Project Officer / Lecturer (Top End), Centre for Australian Languages and Linguistics (CALL)
Lisa Erlandson is an Arrernte and Kaytetye woman, born and raised in Alice Springs, with strong cultural ties to First Nations language, knowledge systems and community. She currently works as a Project Officer and Lecturer at Batchelor Institute while also studying a Certificate IV in Teaching and Learning a First Nations Language. Lisa holds a Certificate IV in Project Management and a Certificate III in Business, which support her work in coordinating community-based programs and language initiatives.
Her work focuses on supporting Indigenous communities across Australia, particularly in the Central Desert and Top End regions, through language revitalisation, education and community-driven initiatives.

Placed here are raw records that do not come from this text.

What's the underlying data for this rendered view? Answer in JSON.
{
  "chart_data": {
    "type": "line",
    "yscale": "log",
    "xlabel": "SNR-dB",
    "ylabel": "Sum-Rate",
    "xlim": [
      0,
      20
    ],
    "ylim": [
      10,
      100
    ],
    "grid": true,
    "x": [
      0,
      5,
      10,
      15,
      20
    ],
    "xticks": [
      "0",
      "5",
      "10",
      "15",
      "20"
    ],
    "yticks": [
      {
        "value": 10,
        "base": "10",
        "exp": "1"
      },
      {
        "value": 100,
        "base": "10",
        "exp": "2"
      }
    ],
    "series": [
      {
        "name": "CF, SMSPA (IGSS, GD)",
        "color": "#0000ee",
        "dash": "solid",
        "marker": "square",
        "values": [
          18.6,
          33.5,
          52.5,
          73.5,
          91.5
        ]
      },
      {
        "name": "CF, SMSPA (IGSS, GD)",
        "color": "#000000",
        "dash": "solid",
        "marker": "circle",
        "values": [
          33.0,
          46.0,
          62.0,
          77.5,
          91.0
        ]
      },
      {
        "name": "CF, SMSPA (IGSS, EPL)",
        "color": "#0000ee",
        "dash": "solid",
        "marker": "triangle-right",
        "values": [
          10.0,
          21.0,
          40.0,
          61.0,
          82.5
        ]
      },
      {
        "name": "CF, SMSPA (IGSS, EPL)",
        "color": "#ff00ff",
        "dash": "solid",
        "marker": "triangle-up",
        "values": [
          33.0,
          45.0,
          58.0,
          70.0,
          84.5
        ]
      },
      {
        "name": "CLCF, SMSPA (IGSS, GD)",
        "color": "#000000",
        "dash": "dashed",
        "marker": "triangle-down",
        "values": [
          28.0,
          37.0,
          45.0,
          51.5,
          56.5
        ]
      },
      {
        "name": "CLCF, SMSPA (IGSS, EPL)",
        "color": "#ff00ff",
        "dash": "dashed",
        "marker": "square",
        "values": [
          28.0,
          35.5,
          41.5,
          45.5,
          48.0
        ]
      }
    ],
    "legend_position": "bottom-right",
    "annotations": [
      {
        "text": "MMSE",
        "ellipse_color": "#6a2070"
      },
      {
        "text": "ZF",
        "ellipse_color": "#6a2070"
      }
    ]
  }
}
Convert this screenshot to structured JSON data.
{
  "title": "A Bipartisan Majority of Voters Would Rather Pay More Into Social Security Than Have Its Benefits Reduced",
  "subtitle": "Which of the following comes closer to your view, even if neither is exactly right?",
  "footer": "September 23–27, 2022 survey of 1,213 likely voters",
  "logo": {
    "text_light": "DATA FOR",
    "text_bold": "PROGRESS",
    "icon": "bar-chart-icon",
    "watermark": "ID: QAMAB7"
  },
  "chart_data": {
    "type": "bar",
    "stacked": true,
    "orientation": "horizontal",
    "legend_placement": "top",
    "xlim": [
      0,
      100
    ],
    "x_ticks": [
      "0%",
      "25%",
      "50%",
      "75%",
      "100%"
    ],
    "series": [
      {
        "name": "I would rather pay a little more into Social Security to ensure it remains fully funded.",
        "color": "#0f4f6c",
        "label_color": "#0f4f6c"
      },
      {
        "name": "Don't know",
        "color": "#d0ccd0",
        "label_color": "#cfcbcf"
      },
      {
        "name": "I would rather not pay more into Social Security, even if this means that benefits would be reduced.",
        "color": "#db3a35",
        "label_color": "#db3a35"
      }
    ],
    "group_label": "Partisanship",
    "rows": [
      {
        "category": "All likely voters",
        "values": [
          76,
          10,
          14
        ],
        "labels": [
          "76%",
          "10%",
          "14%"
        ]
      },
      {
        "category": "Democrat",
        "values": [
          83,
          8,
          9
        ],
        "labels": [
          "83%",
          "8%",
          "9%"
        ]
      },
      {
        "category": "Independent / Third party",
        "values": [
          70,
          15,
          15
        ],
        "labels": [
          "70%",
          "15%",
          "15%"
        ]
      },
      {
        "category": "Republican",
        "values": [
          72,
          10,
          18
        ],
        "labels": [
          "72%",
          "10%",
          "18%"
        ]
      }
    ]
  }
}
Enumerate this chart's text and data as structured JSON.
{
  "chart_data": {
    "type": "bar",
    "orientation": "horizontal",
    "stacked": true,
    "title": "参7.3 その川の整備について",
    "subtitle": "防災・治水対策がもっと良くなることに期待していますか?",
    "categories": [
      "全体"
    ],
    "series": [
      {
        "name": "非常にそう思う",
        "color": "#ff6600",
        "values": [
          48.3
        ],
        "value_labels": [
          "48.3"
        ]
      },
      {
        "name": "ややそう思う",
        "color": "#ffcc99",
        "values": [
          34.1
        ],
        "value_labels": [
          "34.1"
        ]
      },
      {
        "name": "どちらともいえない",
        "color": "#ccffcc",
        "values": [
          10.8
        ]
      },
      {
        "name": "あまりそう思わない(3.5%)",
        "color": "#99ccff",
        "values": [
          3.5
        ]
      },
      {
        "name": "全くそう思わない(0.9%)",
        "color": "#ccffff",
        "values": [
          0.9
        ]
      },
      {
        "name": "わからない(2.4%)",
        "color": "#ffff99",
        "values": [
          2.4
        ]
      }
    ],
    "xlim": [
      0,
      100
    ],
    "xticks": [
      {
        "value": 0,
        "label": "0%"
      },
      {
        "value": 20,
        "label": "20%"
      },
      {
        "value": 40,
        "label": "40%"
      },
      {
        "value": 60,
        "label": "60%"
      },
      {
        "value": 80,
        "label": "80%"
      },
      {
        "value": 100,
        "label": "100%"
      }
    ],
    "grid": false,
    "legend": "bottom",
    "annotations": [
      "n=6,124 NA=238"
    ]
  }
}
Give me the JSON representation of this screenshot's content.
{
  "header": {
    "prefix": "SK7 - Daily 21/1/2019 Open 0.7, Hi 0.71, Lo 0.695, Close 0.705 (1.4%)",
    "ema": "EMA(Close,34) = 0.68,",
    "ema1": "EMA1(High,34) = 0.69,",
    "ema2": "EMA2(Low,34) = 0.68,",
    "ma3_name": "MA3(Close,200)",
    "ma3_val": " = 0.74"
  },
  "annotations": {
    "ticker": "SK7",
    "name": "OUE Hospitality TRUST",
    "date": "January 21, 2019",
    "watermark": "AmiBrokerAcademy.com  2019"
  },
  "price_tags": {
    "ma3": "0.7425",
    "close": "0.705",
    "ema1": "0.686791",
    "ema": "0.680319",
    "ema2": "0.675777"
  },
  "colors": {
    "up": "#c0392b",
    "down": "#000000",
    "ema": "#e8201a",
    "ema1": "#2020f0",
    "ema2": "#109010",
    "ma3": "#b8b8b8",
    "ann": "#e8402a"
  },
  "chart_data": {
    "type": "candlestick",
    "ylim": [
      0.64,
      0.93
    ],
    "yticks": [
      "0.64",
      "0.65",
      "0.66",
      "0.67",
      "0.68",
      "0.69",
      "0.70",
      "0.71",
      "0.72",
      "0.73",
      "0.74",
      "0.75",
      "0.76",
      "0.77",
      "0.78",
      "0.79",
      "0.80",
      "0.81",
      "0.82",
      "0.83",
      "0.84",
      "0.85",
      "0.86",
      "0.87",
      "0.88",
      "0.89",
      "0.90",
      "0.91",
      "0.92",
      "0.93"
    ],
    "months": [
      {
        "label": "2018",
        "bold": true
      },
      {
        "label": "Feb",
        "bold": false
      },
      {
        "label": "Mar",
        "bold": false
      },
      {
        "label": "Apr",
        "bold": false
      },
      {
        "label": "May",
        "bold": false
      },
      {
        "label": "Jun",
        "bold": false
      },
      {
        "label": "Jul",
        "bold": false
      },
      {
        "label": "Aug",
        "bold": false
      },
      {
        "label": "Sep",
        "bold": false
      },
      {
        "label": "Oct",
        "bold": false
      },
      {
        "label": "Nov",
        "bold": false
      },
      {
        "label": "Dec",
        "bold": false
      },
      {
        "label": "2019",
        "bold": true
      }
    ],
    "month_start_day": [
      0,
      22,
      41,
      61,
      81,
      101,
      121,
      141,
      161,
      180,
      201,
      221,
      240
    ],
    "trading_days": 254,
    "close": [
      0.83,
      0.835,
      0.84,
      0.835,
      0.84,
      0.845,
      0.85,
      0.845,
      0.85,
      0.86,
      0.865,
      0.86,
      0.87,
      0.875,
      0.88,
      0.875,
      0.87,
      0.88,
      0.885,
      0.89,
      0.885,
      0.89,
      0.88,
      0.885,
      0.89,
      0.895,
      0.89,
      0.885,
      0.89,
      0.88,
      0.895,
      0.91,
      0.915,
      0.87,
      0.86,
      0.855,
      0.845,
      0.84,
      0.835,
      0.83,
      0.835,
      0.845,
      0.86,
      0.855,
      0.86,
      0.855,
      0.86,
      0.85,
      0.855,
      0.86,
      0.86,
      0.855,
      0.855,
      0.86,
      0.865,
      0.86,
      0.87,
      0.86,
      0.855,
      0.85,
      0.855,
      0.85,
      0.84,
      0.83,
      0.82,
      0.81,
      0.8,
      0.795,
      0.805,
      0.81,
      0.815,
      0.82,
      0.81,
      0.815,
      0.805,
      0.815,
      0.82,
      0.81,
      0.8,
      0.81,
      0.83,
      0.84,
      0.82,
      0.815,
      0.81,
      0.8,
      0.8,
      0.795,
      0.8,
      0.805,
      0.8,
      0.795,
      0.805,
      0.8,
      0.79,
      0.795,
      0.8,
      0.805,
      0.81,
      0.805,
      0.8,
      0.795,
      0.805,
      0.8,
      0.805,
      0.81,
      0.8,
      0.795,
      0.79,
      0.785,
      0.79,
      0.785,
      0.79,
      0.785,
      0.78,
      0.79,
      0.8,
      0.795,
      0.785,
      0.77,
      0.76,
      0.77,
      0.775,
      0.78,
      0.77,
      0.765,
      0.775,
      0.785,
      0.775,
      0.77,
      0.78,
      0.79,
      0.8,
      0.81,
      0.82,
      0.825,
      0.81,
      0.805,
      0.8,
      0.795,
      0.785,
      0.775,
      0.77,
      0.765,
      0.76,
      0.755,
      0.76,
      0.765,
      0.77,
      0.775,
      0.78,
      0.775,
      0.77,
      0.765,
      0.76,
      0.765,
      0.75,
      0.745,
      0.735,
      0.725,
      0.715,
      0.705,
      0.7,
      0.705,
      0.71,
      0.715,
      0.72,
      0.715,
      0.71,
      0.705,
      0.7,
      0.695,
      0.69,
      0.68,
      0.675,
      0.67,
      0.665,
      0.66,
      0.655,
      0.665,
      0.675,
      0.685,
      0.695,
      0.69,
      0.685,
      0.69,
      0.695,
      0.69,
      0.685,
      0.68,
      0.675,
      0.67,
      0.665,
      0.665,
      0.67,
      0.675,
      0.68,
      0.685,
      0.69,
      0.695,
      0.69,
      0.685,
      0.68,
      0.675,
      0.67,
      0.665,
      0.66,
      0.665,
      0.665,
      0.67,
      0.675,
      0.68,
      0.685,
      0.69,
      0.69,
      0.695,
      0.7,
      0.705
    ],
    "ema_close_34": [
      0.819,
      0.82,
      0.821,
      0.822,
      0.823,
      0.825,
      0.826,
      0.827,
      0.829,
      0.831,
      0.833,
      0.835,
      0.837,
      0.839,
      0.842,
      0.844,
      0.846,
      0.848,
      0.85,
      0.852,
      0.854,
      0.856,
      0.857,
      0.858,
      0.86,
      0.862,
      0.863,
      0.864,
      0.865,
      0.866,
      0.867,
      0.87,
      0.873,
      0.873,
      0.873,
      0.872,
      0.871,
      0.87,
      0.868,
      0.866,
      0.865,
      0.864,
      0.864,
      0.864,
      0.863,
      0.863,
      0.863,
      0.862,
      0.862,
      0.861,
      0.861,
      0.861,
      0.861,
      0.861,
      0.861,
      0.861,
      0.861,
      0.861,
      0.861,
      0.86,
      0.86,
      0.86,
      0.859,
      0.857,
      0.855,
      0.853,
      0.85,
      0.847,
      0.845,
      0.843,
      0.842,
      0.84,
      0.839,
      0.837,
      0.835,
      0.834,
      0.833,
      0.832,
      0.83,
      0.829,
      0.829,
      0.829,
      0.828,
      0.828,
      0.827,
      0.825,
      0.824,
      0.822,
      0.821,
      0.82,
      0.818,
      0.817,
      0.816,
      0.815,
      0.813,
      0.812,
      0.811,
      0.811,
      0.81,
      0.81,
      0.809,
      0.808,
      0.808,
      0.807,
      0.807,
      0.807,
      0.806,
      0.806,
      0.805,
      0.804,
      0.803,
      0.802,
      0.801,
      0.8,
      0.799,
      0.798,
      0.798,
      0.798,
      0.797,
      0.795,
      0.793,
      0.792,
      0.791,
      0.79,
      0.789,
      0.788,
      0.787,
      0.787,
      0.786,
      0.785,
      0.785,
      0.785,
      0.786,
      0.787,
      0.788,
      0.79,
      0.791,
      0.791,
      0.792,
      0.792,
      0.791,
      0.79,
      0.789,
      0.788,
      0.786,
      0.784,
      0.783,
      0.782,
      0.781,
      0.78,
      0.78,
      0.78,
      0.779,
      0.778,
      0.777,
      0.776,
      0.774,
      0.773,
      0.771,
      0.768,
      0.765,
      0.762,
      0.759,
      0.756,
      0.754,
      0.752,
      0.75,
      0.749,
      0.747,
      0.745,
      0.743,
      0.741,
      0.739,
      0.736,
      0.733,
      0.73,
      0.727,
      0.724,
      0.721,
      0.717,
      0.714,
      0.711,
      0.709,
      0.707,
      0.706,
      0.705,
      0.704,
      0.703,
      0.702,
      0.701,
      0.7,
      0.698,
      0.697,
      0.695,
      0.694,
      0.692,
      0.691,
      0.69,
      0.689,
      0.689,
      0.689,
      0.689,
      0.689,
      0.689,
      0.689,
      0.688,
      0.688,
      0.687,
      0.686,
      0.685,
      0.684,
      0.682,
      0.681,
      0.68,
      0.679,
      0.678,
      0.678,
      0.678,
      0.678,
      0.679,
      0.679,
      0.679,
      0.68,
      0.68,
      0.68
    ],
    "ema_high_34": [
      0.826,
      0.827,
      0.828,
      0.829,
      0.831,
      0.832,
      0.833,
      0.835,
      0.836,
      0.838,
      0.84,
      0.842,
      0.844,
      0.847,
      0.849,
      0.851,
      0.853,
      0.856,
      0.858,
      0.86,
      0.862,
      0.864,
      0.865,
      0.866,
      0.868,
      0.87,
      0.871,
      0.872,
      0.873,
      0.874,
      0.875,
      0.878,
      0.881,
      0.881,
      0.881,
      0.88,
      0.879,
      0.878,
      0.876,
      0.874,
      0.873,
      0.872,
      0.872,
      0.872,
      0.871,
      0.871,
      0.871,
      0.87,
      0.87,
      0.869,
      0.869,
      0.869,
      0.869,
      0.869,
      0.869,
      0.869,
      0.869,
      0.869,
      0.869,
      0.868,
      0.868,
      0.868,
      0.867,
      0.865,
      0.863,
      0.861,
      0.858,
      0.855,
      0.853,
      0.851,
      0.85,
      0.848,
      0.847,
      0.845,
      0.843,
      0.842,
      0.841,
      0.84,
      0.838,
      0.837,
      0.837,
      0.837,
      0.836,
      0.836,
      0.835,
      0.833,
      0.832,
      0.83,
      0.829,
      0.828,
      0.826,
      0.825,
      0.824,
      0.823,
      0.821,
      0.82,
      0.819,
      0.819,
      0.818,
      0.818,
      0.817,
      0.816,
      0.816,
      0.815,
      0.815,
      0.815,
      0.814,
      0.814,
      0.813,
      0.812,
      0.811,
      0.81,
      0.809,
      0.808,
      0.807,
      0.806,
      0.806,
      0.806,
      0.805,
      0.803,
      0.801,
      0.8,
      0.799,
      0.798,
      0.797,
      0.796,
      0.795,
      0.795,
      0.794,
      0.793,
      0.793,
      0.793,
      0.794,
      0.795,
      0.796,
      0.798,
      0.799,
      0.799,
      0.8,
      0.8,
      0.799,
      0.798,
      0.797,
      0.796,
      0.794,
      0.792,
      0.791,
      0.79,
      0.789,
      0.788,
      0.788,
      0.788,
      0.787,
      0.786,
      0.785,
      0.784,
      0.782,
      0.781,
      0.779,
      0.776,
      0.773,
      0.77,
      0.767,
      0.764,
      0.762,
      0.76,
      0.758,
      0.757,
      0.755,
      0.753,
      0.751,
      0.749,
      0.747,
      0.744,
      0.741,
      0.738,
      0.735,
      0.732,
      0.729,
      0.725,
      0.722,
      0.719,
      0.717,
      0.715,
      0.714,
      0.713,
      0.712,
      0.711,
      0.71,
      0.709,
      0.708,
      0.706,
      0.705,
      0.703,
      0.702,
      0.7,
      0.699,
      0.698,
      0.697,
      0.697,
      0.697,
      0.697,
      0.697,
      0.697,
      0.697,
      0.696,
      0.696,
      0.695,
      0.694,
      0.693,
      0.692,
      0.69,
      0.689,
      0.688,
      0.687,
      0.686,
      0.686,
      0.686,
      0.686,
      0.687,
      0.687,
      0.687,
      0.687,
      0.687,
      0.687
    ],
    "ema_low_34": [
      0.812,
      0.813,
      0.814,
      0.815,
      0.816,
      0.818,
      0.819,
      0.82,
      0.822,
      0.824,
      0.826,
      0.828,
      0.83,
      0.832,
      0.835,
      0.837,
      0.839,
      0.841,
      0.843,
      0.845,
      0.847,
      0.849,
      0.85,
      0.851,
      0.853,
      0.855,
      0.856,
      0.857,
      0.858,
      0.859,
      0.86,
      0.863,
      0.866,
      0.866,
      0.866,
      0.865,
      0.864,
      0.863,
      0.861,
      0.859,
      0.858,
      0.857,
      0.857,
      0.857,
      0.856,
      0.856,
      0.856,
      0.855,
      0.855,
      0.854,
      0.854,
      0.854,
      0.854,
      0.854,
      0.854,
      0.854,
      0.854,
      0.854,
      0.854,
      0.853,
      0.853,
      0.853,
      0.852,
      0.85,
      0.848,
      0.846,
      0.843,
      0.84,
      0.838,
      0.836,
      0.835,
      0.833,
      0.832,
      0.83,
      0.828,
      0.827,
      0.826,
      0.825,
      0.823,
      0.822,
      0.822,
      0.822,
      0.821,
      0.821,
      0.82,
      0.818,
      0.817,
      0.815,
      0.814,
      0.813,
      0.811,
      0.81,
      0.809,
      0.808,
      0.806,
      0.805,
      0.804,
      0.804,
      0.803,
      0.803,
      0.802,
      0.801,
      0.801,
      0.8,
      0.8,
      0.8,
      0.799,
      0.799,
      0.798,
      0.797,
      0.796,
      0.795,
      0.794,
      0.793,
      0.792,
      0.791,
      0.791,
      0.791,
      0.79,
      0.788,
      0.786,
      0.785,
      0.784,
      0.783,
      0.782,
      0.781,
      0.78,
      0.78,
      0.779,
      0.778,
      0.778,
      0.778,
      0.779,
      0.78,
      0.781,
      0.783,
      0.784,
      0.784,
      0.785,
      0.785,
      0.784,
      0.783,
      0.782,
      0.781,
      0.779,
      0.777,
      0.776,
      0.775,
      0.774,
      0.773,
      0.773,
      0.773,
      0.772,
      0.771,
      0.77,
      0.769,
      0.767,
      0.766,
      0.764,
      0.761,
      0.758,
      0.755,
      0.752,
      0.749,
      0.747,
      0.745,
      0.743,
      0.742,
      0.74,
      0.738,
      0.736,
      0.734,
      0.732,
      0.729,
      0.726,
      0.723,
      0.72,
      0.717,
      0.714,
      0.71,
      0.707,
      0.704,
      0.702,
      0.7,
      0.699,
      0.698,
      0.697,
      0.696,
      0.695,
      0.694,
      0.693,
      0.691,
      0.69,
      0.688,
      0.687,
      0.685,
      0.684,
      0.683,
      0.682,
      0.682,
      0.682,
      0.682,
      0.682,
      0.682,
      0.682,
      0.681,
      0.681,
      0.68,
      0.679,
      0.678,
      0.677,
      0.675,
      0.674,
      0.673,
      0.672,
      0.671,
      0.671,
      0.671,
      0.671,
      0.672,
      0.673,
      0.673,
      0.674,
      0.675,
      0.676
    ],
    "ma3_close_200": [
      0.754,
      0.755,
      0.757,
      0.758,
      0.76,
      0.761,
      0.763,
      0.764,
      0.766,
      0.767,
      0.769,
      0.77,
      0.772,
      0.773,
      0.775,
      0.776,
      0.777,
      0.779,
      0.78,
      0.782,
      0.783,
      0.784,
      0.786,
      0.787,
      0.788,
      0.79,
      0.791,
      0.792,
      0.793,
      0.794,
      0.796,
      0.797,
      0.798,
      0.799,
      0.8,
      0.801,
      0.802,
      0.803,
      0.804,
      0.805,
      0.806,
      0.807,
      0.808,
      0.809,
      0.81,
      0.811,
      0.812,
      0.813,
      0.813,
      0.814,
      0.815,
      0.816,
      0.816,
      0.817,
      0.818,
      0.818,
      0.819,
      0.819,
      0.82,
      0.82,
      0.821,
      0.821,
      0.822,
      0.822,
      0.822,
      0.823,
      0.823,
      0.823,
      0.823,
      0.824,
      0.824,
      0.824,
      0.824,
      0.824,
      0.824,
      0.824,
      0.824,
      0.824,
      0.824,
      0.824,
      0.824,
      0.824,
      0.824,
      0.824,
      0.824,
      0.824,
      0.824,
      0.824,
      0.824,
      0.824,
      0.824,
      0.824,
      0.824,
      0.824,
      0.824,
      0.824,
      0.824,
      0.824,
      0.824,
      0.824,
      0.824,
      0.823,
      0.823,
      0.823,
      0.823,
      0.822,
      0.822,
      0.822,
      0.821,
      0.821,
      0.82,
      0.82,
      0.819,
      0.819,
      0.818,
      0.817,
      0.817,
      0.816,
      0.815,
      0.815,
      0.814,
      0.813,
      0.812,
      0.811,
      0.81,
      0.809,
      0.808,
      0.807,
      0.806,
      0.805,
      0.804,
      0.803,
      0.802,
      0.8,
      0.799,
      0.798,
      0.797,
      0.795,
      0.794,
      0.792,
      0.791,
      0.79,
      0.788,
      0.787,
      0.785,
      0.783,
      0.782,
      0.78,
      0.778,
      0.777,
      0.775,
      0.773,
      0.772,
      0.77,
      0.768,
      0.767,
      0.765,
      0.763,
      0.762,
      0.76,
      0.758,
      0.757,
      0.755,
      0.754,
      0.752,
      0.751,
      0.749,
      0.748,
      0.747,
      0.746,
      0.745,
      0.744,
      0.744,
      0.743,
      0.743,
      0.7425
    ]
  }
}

Lisa has been involved in a range of community language projects that support the preservation and strengthening of First Nations languages. She has contributed to project work in Belyuen, assisting with community language surveys for AIATSIS, the development of language posters, and supporting the creation of language resources and educational materials in collaboration with community members. This work involves engaging with Elders, language speakers and local organisations to ensure that language knowledge is documented, respected and shared in ways that align with community priorities.
Lisa has also been assisting linguist Kate Paynter alongside local community members in Numbulwar to support the development of an online dictionary for the Nunggubuyu (Wubuy) language. This work contributes to the documentation and accessibility of language resources while supporting community-led efforts to strengthen and maintain the use of the Wubuy language for future generations.
More recently, Lisa has been working with the BI-Language Data Commons of Australia (LDaCA) project. LDaCA is a national partnership between the Australian Research Data Commons (ARDC) and a network of universities and organisations across Australia, led by Professor Michael Haugh from the School of Languages and Cultures at The University of Queensland. The project aims to strengthen the infrastructure, systems and practices that support the collection, management and accessibility of language data across Australia.
Lisa has a strong passion for Indigenous Data Sovereignty, particularly in relation to language materials and cultural knowledge. She advocates for the rights of First Nations peoples to control, access and manage their own language data. For Lisa, data sovereignty means ensuring that language recordings, archives, dictionaries and learning materials remain connected to the communities they belong to, and that decisions about their use, storage and sharing are led by Indigenous people. She believes that protecting language data is not only about research and documentation, but about cultural survival, identity, intergenerational knowledge transfer and community empowerment.
With lived experience as an Aboriginal woman and a deep commitment to education, Lisa is passionate about supporting language revitalisation, strengthening cultural capability and empowering First Nations communities through knowledge sharing, education and self-determination.